We cannot begin to detail all the types of suffering Christians are enduring around the world today. It is clear, however, that there have been more Christians killed for their faith in the twentieth century, that in all of church history up to this point! It would be impossible to set a pattern for Christians to use to meet each kind of persecution they may encounter, apart from the guidelines the Bible gives us. Even if we could provide such a patterned response, it would be futile, for we are no match for the enemy in our own strength. Our preparation must be in knowing God's Word, in developing an abiding faith in Him, and in daily submission to the Holy Spirit. It is no accident that the verses from Hebrews regarding persecution mentioned earlier are found in the great "faith" chapter.

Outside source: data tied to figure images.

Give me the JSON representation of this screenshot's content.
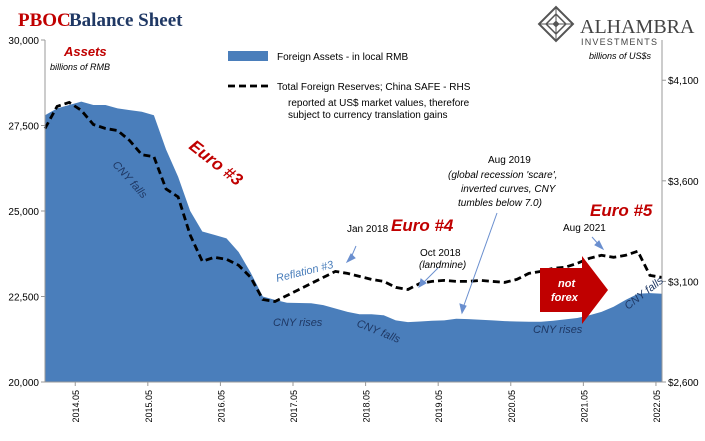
{
  "header": {
    "title_pboc": "PBOC",
    "title_rest": "Balance Sheet",
    "brand_name": "ALHAMBRA",
    "brand_sub": "INVESTMENTS",
    "accent_red": "#c00000",
    "accent_navy": "#1f3864"
  },
  "chart_data": {
    "type": "area",
    "left_axis": {
      "label": "Assets",
      "unit": "billions of RMB",
      "ylim": [
        20000,
        30000
      ],
      "ticks": [
        "20,000",
        "22,500",
        "25,000",
        "27,500",
        "30,000"
      ],
      "tick_values": [
        20000,
        22500,
        25000,
        27500,
        30000
      ]
    },
    "right_axis": {
      "unit": "billions of US$s",
      "ylim": [
        2600,
        4300
      ],
      "ticks": [
        "$2,600",
        "$3,100",
        "$3,600",
        "$4,100"
      ],
      "tick_values": [
        2600,
        3100,
        3600,
        4100
      ]
    },
    "x_ticks": [
      "2014.05",
      "2015.05",
      "2016.05",
      "2017.05",
      "2018.05",
      "2019.05",
      "2020.05",
      "2021.05",
      "2022.05"
    ],
    "x_range": [
      "2013.12",
      "2022.06"
    ],
    "series": [
      {
        "name": "Foreign Assets - in local RMB",
        "axis": "left",
        "color": "#4a7ebb",
        "x": [
          "2013.12",
          "2014.02",
          "2014.04",
          "2014.06",
          "2014.08",
          "2014.10",
          "2014.12",
          "2015.02",
          "2015.04",
          "2015.06",
          "2015.08",
          "2015.10",
          "2015.12",
          "2016.02",
          "2016.04",
          "2016.06",
          "2016.08",
          "2016.10",
          "2016.12",
          "2017.02",
          "2017.04",
          "2017.06",
          "2017.08",
          "2017.10",
          "2017.12",
          "2018.02",
          "2018.04",
          "2018.06",
          "2018.08",
          "2018.10",
          "2018.12",
          "2019.02",
          "2019.04",
          "2019.06",
          "2019.08",
          "2019.10",
          "2019.12",
          "2020.02",
          "2020.04",
          "2020.06",
          "2020.08",
          "2020.10",
          "2020.12",
          "2021.02",
          "2021.04",
          "2021.06",
          "2021.08",
          "2021.10",
          "2021.12",
          "2022.02",
          "2022.04",
          "2022.06"
        ],
        "values": [
          27800,
          28000,
          28100,
          28200,
          28100,
          28100,
          28000,
          27950,
          27900,
          27800,
          26800,
          26000,
          25000,
          24400,
          24300,
          24200,
          23800,
          23200,
          22500,
          22400,
          22320,
          22310,
          22300,
          22250,
          22150,
          22050,
          21980,
          21980,
          21950,
          21800,
          21750,
          21770,
          21790,
          21800,
          21850,
          21840,
          21820,
          21800,
          21780,
          21770,
          21760,
          21760,
          21790,
          21830,
          21870,
          21950,
          22050,
          22200,
          22400,
          22580,
          22600,
          22580
        ]
      },
      {
        "name": "Total Foreign Reserves; China SAFE - RHS",
        "axis": "right",
        "color": "#000000",
        "x": [
          "2013.12",
          "2014.02",
          "2014.04",
          "2014.06",
          "2014.08",
          "2014.10",
          "2014.12",
          "2015.02",
          "2015.04",
          "2015.06",
          "2015.08",
          "2015.10",
          "2015.12",
          "2016.02",
          "2016.04",
          "2016.06",
          "2016.08",
          "2016.10",
          "2016.12",
          "2017.02",
          "2017.04",
          "2017.06",
          "2017.08",
          "2017.10",
          "2017.12",
          "2018.02",
          "2018.04",
          "2018.06",
          "2018.08",
          "2018.10",
          "2018.12",
          "2019.02",
          "2019.04",
          "2019.06",
          "2019.08",
          "2019.10",
          "2019.12",
          "2020.02",
          "2020.04",
          "2020.06",
          "2020.08",
          "2020.10",
          "2020.12",
          "2021.02",
          "2021.04",
          "2021.06",
          "2021.08",
          "2021.10",
          "2021.12",
          "2022.02",
          "2022.04",
          "2022.06"
        ],
        "values": [
          3860,
          3970,
          3990,
          3950,
          3880,
          3860,
          3850,
          3800,
          3730,
          3720,
          3560,
          3520,
          3330,
          3200,
          3220,
          3210,
          3180,
          3120,
          3010,
          3000,
          3030,
          3060,
          3090,
          3120,
          3150,
          3140,
          3125,
          3110,
          3100,
          3070,
          3060,
          3090,
          3100,
          3105,
          3100,
          3100,
          3105,
          3100,
          3095,
          3110,
          3140,
          3150,
          3165,
          3170,
          3190,
          3215,
          3230,
          3220,
          3230,
          3250,
          3130,
          3120
        ]
      }
    ],
    "legend": {
      "position": "top-center",
      "items": [
        {
          "label": "Foreign Assets - in local RMB"
        },
        {
          "label": "Total Foreign Reserves; China SAFE - RHS"
        },
        {
          "label": "reported at US$ market values, therefore"
        },
        {
          "label": "subject to currency translation gains"
        }
      ]
    },
    "annotations": {
      "euro3": "Euro #3",
      "euro4": "Euro #4",
      "euro5": "Euro #5",
      "cny_falls_1": "CNY falls",
      "reflation3": "Reflation #3",
      "cny_rises_1": "CNY rises",
      "cny_falls_2": "CNY falls",
      "cny_rises_2": "CNY rises",
      "cny_falls_3": "CNY falls",
      "jan2018": "Jan 2018",
      "oct2018_1": "Oct 2018",
      "oct2018_2": "(landmine)",
      "aug2019_1": "Aug 2019",
      "aug2019_2": "(global recession 'scare',",
      "aug2019_3": "inverted curves, CNY",
      "aug2019_4": "tumbles below 7.0)",
      "aug2021": "Aug 2021",
      "not_forex_1": "not",
      "not_forex_2": "forex"
    }
  }
}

The expressions "by faith" and "through faith" are found 24 times in this chapter. Faith opens to us the resources that Paul mentioned in Philippians 4:13, "I can do everything through him who gives me strength."

Suggested Discussion Questions:

1. If you had a choice, would you rather face physical abuse or the public condemnation of your neighbors? Why?

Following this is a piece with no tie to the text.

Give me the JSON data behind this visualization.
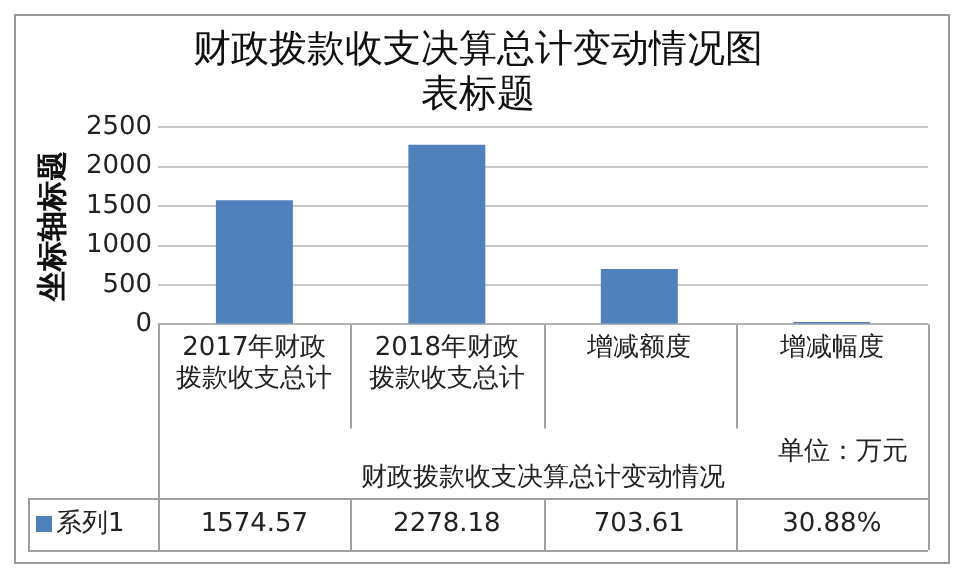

2. What promises from Scripture have you memorized that you can call to mind to strengthen you in a difficult situation'?

* * * * *

Back to the top


Our victorious survival in the midst of persecution depends completely on the strength of Christ. The victory is totally His. When the believer is faced with persecution, he is tempted to fall into one of the following errors: [a] he may renounce his faith and join hands with the enemy; [b] he may totally hide his faith and withdraw into isolation; or [c] he may, in his despair, strike out in open rebellion. All of these are carnal reactions, rather than spiritual reactions. All are possible in our own strength with out any reliance on the Lord.

The error of denial is obvious, but it is one into which unprepared Christians often fall. In fact, all of us have probably been guilty of this sin to varying degrees at different times. Remember that even this sin can be forgiven .

The error of the second approach is more subtle. The believer can retain an inner pride that he has not denied the Lord. But if in fear he totally cuts himself off from other Christians, the enemy will have accomplished the isolation we discussed in lesson Seven, and his spiritual life will wither away. Many Christians have taken this approach when initially faced with persecution and later realized their error. Then they reach out. make contact with other Christians and are restored to Christian fellowship.

The third error mentioned above may have the most long-range negative effects. To openly rebel may seem courageous and stimulates our pride, but such action inevitably provokes a violent response from the authorities and will certainly remove the Christian from society, either by death or imprisonment. The Lord may lead some Christians to this kind of stand, so other believers should never judge someone who turns the wrath of the authorities upon himself in this manner. But it may be that Satan has simply used this approach to remove one who could have been used to assist others.

All three of these errors are most common among those who have not been spiritually prepared for persecution. When the church and each believer in the local fellowship has considered the inevitability of suffering and the Biblical responses to it, victorious survival is not only possible, it is assured.

Suggested Discussion Questions:

1. A study like this might leave one feeling depressed. What should your reaction be as a Christian?

2. Do you know how to respond to strong opposition in a Christ-like manner?